NASA spacecraft spots next flyby target from over 160 mn kms

Washington: NASA’s New Horizons spacecraft has detected its next flyby target, which is an icy world a billion kilometres past Pluto, from more than 160 million kilometres away and over four months ahead of its New Year’s 2019 close encounter.

The New Horizons probe, which flew past Pluto in 2015, is set to encounter the Kuiper Belt object, referred to as 2014 MU69 — nicknamed Ultima Thule — on New Year’s Eve and New Year’s Day, 2019.

Discovered in 2014, the object MU69 is more than 6.5 billion km from Earth.
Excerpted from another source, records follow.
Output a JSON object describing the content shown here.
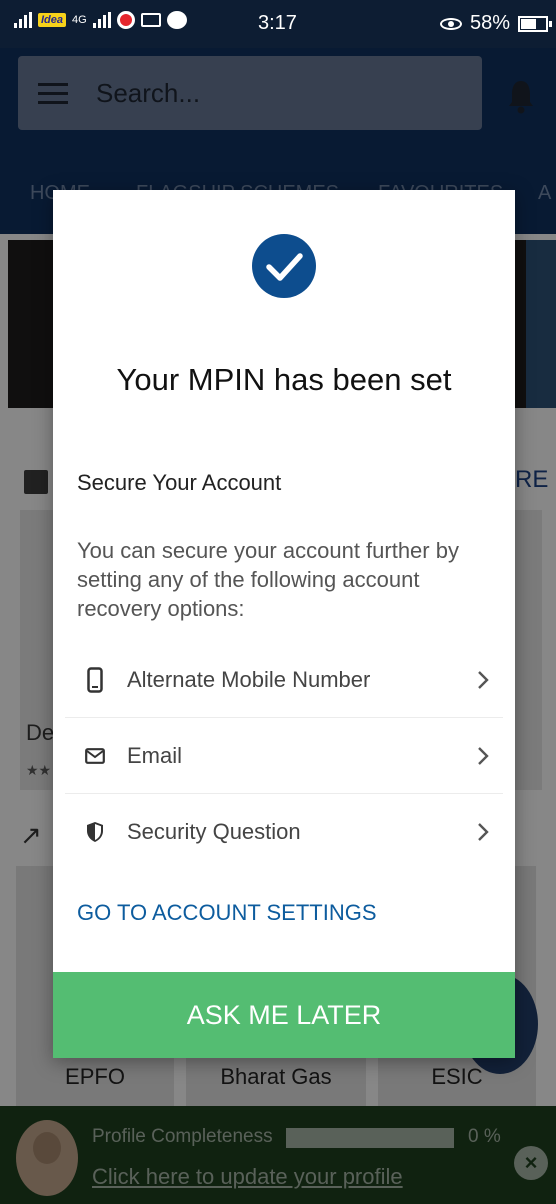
{
  "status_bar": {
    "carrier": "Idea",
    "network": "4G",
    "time": "3:17",
    "battery": "58%"
  },
  "app_bar": {
    "search_placeholder": "Search...",
    "menu_icon": "hamburger-icon",
    "notification_icon": "bell-icon",
    "tabs": [
      {
        "label": "HOME"
      },
      {
        "label": "FLAGSHIP SCHEMES"
      },
      {
        "label": "FAVOURITES"
      },
      {
        "label": "A"
      }
    ]
  },
  "background": {
    "more_label": "RE",
    "card_title": "De",
    "card_rating": "★★",
    "tiles": [
      {
        "label": "EPFO"
      },
      {
        "label": "Bharat Gas"
      },
      {
        "label": "ESIC"
      }
    ]
  },
  "profile_bar": {
    "label": "Profile Completeness",
    "progress": 0,
    "progress_text": "0 %",
    "link": "Click here to update your profile"
  },
  "dialog": {
    "title": "Your MPIN has been set",
    "section_heading": "Secure Your Account",
    "description": "You can secure your account further by setting any of the following account recovery options:",
    "options": [
      {
        "label": "Alternate Mobile Number",
        "icon": "mobile-phone-icon"
      },
      {
        "label": "Email",
        "icon": "envelope-icon"
      },
      {
        "label": "Security Question",
        "icon": "shield-icon"
      }
    ],
    "settings_link": "GO TO ACCOUNT SETTINGS",
    "later_button": "ASK ME LATER"
  },
  "colors": {
    "primary_dark": "#0e2d59",
    "check_circle": "#0d4d8e",
    "link_blue": "#0d5c9e",
    "button_green": "#54bd72"
  }
}
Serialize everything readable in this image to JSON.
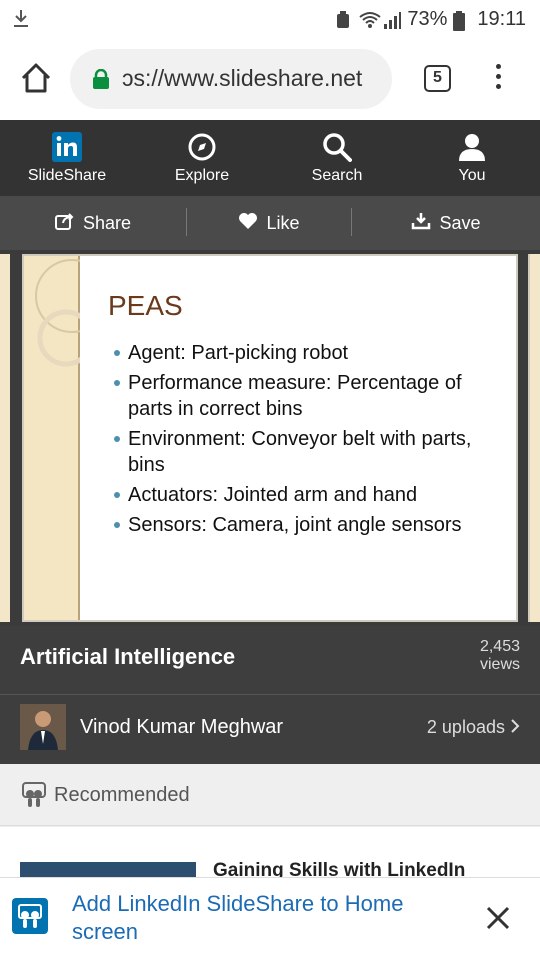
{
  "status_bar": {
    "battery": "73%",
    "time": "19:11"
  },
  "browser": {
    "url": "ɔs://www.slideshare.net",
    "tab_count": "5"
  },
  "nav": {
    "items": [
      {
        "label": "SlideShare",
        "icon": "linkedin-icon"
      },
      {
        "label": "Explore",
        "icon": "compass-icon"
      },
      {
        "label": "Search",
        "icon": "search-icon"
      },
      {
        "label": "You",
        "icon": "user-icon"
      }
    ]
  },
  "actions": {
    "share": "Share",
    "like": "Like",
    "save": "Save"
  },
  "slide": {
    "title": "PEAS",
    "bullets": [
      "Agent: Part-picking robot",
      "Performance measure: Percentage of parts in correct bins",
      "Environment: Conveyor belt with parts, bins",
      "Actuators: Jointed arm and hand",
      "Sensors: Camera, joint angle sensors"
    ]
  },
  "deck": {
    "title": "Artificial Intelligence",
    "views_count": "2,453",
    "views_label": "views",
    "author": "Vinod Kumar Meghwar",
    "uploads": "2 uploads"
  },
  "recommended": {
    "label": "Recommended",
    "first_item_title": "Gaining Skills with LinkedIn"
  },
  "banner": {
    "text": "Add LinkedIn SlideShare to Home screen"
  },
  "colors": {
    "nav_bg": "#333334",
    "action_bg": "#4a4a4b",
    "banner_text": "#1c6bb5",
    "linkedin_blue": "#0073b0",
    "lock_green": "#0a8f3e"
  }
}
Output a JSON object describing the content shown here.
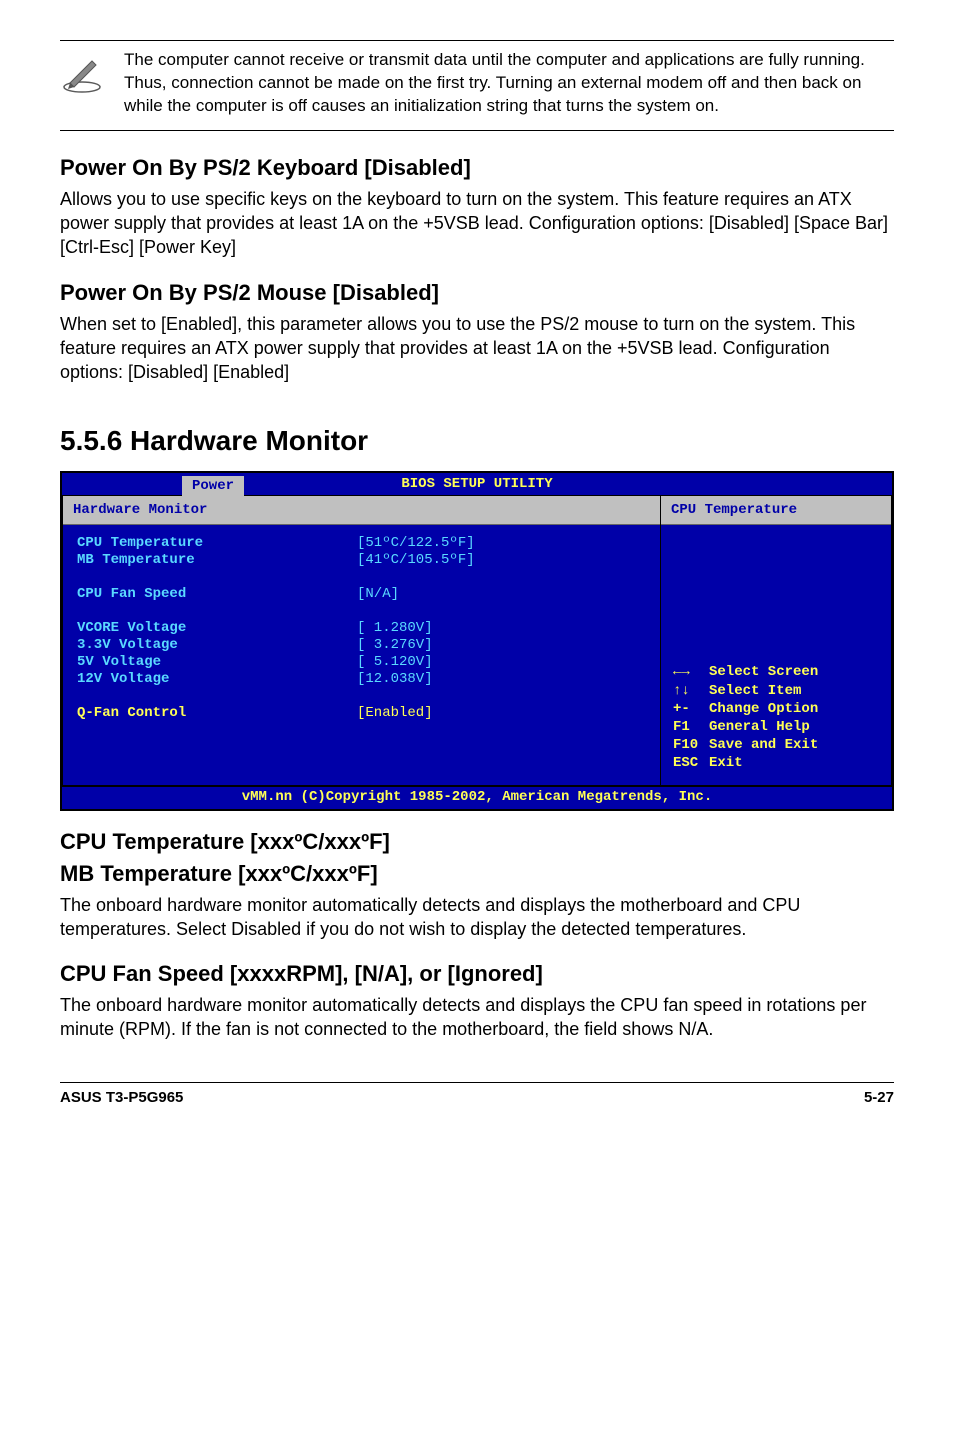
{
  "note": {
    "text": "The computer cannot receive or transmit data until the computer and applications are fully running. Thus, connection cannot be made on the first try. Turning an external modem off and then back on while the computer is off causes an initialization string that turns the system on."
  },
  "sections": {
    "ps2kb": {
      "heading": "Power On By PS/2 Keyboard [Disabled]",
      "body": "Allows you to use specific keys on the keyboard to turn on the system. This feature requires an ATX power supply that provides at least 1A on the +5VSB lead. Configuration options: [Disabled] [Space Bar] [Ctrl-Esc] [Power Key]"
    },
    "ps2mouse": {
      "heading": "Power On By PS/2 Mouse [Disabled]",
      "body": "When set to [Enabled], this parameter allows you to use the PS/2 mouse to turn on the system. This feature requires an ATX power supply that provides at least 1A on the +5VSB lead. Configuration options: [Disabled] [Enabled]"
    },
    "hwmon": {
      "heading": "5.5.6   Hardware Monitor"
    },
    "cputemp": {
      "heading1": "CPU Temperature [xxxºC/xxxºF]",
      "heading2": "MB Temperature [xxxºC/xxxºF]",
      "body": "The onboard hardware monitor automatically detects and displays the motherboard and CPU temperatures. Select Disabled if you do not wish to display the detected temperatures."
    },
    "fanspeed": {
      "heading": "CPU Fan Speed [xxxxRPM], [N/A], or [Ignored]",
      "body": "The onboard hardware monitor automatically detects and displays the CPU fan speed in rotations per minute (RPM). If the fan is not connected to the motherboard, the field shows N/A."
    }
  },
  "bios": {
    "title": "BIOS SETUP UTILITY",
    "tab": "Power",
    "section_title": "Hardware Monitor",
    "right_title": "CPU Temperature",
    "rows": [
      {
        "label": "CPU Temperature",
        "value": "[51ºC/122.5ºF]"
      },
      {
        "label": "MB Temperature",
        "value": "[41ºC/105.5ºF]"
      },
      {
        "label": "",
        "value": ""
      },
      {
        "label": "CPU Fan Speed",
        "value": "[N/A]"
      },
      {
        "label": "",
        "value": ""
      },
      {
        "label": "VCORE Voltage",
        "value": "[ 1.280V]"
      },
      {
        "label": "3.3V Voltage",
        "value": "[ 3.276V]"
      },
      {
        "label": "5V Voltage",
        "value": "[ 5.120V]"
      },
      {
        "label": "12V Voltage",
        "value": "[12.038V]"
      },
      {
        "label": "",
        "value": ""
      },
      {
        "label": "Q-Fan Control",
        "value": "[Enabled]"
      }
    ],
    "help": [
      {
        "sym": "←→",
        "text": "Select Screen"
      },
      {
        "sym": "↑↓",
        "text": "Select Item"
      },
      {
        "sym": "+-",
        "text": "Change Option"
      },
      {
        "sym": "F1",
        "text": "General Help"
      },
      {
        "sym": "F10",
        "text": "Save and Exit"
      },
      {
        "sym": "ESC",
        "text": "Exit"
      }
    ],
    "footer": "vMM.nn (C)Copyright 1985-2002, American Megatrends, Inc."
  },
  "page_footer": {
    "left": "ASUS T3-P5G965",
    "right": "5-27"
  }
}
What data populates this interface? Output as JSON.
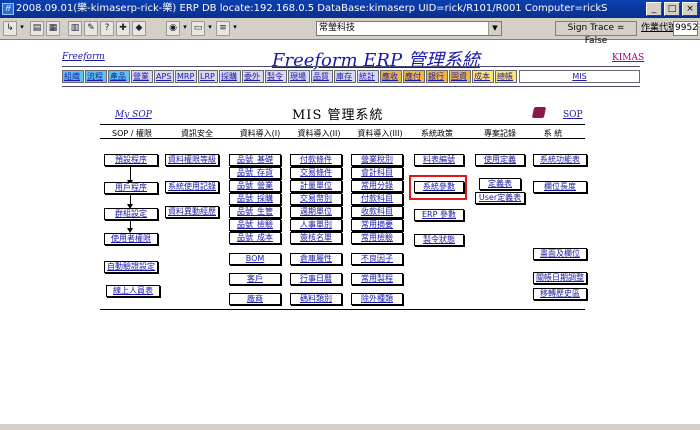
{
  "window": {
    "title": "2008.09.01(樂-kimaserp-rick-樂) ERP DB locate:192.168.0.5 DataBase:kimaserp UID=rick/R101/R001 Computer=rickS",
    "app_icon": "ff"
  },
  "toolbar": {
    "company": "常瑩科技",
    "sign_trace": "Sign Trace = False",
    "operator_label": "作業代號",
    "operator_code": "9952"
  },
  "header": {
    "brand": "Freeform",
    "title": "Freeform ERP 管理系統",
    "right_link": "KIMAS"
  },
  "nav": {
    "items": [
      {
        "label": "組織",
        "style": "a"
      },
      {
        "label": "流程",
        "style": "a"
      },
      {
        "label": "產品",
        "style": "a"
      },
      {
        "label": "營業",
        "style": "b"
      },
      {
        "label": "APS",
        "style": "b"
      },
      {
        "label": "MRP",
        "style": "b"
      },
      {
        "label": "LRP",
        "style": "b"
      },
      {
        "label": "採購",
        "style": "b"
      },
      {
        "label": "委外",
        "style": "b"
      },
      {
        "label": "製令",
        "style": "b"
      },
      {
        "label": "現場",
        "style": "b"
      },
      {
        "label": "品質",
        "style": "b"
      },
      {
        "label": "庫存",
        "style": "b"
      },
      {
        "label": "統計",
        "style": "b"
      },
      {
        "label": "應收",
        "style": "c"
      },
      {
        "label": "應付",
        "style": "c"
      },
      {
        "label": "銀行",
        "style": "c"
      },
      {
        "label": "固資",
        "style": "c"
      },
      {
        "label": "成本",
        "style": "d"
      },
      {
        "label": "總帳",
        "style": "d"
      }
    ],
    "mis_link": "MIS"
  },
  "mis": {
    "my_sop": "My SOP",
    "title": "MIS 管理系統",
    "sop": "SOP",
    "columns": [
      "SOP / 權限",
      "資訊安全",
      "資料導入(I)",
      "資料導入(II)",
      "資料導入(III)",
      "系統政策",
      "專案記錄",
      "系 統"
    ],
    "sop_col": [
      "預設程序",
      "用戶程序",
      "群組設定",
      "使用者權限",
      "自動驗證設定",
      "線上人員表"
    ],
    "security_col": [
      "資料權限等級",
      "系統使用記錄",
      "資料異動經歷"
    ],
    "import1_col": [
      "品號_基礎",
      "品號_存貨",
      "品號_營業",
      "品號_採購",
      "品號_生管",
      "品號_檢驗",
      "品號_成本",
      "BOM",
      "客戶",
      "廠商"
    ],
    "import2_col": [
      "付款條件",
      "交易條件",
      "計量單位",
      "交易幣別",
      "週期單位",
      "人事單別",
      "簽核名單",
      "倉庫屬性",
      "行事日曆",
      "碼料類別"
    ],
    "import3_col": [
      "營業稅別",
      "會計科目",
      "常用分錄",
      "付款科目",
      "收款科目",
      "常用摘要",
      "常用檢驗",
      "不良因子",
      "常用製程",
      "除外種類"
    ],
    "policy_col": [
      "料表編號",
      "系統參數",
      "ERP 參數",
      "製令狀態"
    ],
    "project_col": [
      "使用定義",
      "定義表",
      "User定義表"
    ],
    "system_col": [
      "系統功能表",
      "欄位長度",
      "畫面及欄位",
      "關帳日期調整",
      "移轉歷史區"
    ]
  }
}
On August 16, News Horizons’ Long Range Reconnaissance Imager (LORRI), took a set of 48 images, from 172 million kms, 64 billion kms from the Sun and against a dense background of stars.

“The image field is extremely rich with background stars, which makes it difficult to detect faint objects,” Hal Weaver, New Horizons project scientist from the Johns Hopkins Applied Physics Laboratory in Maryland, US, said in a statement.

“It really is like finding a needle in a haystack. In these first images, Ultima appears only as a bump on the side of a background star that’s roughly 17 times brighter, but Ultima will be getting brighter and easier to see as the spacecraft gets closer.”

This marked the team’s first attempt to find Ultima with the spacecraft’s own cameras and that the object is very close to where scientists predicted.

The observations of Ultima over the next four months will help the New Horizons team refine the spacecraft’s course towards the closest approach to Ultima, at 12:33 a.m. EST on January 1, 2019.

The Ultima flyby will be the first-ever close-up exploration of a small Kuiper Belt object and the farthest exploration of any planetary body in history, shattering the record New Horizons itself set at Pluto in July 2015 by about 16 billion kms, NASA said.

“We now have Ultima in our sights from much farther out than once thought possible. We are on Ultima’s doorstep, and an amazing exploration awaits!” said New Horizons Principal Investigator Alan Stern, from the Southwest Research Institute in Boulder, Colorado.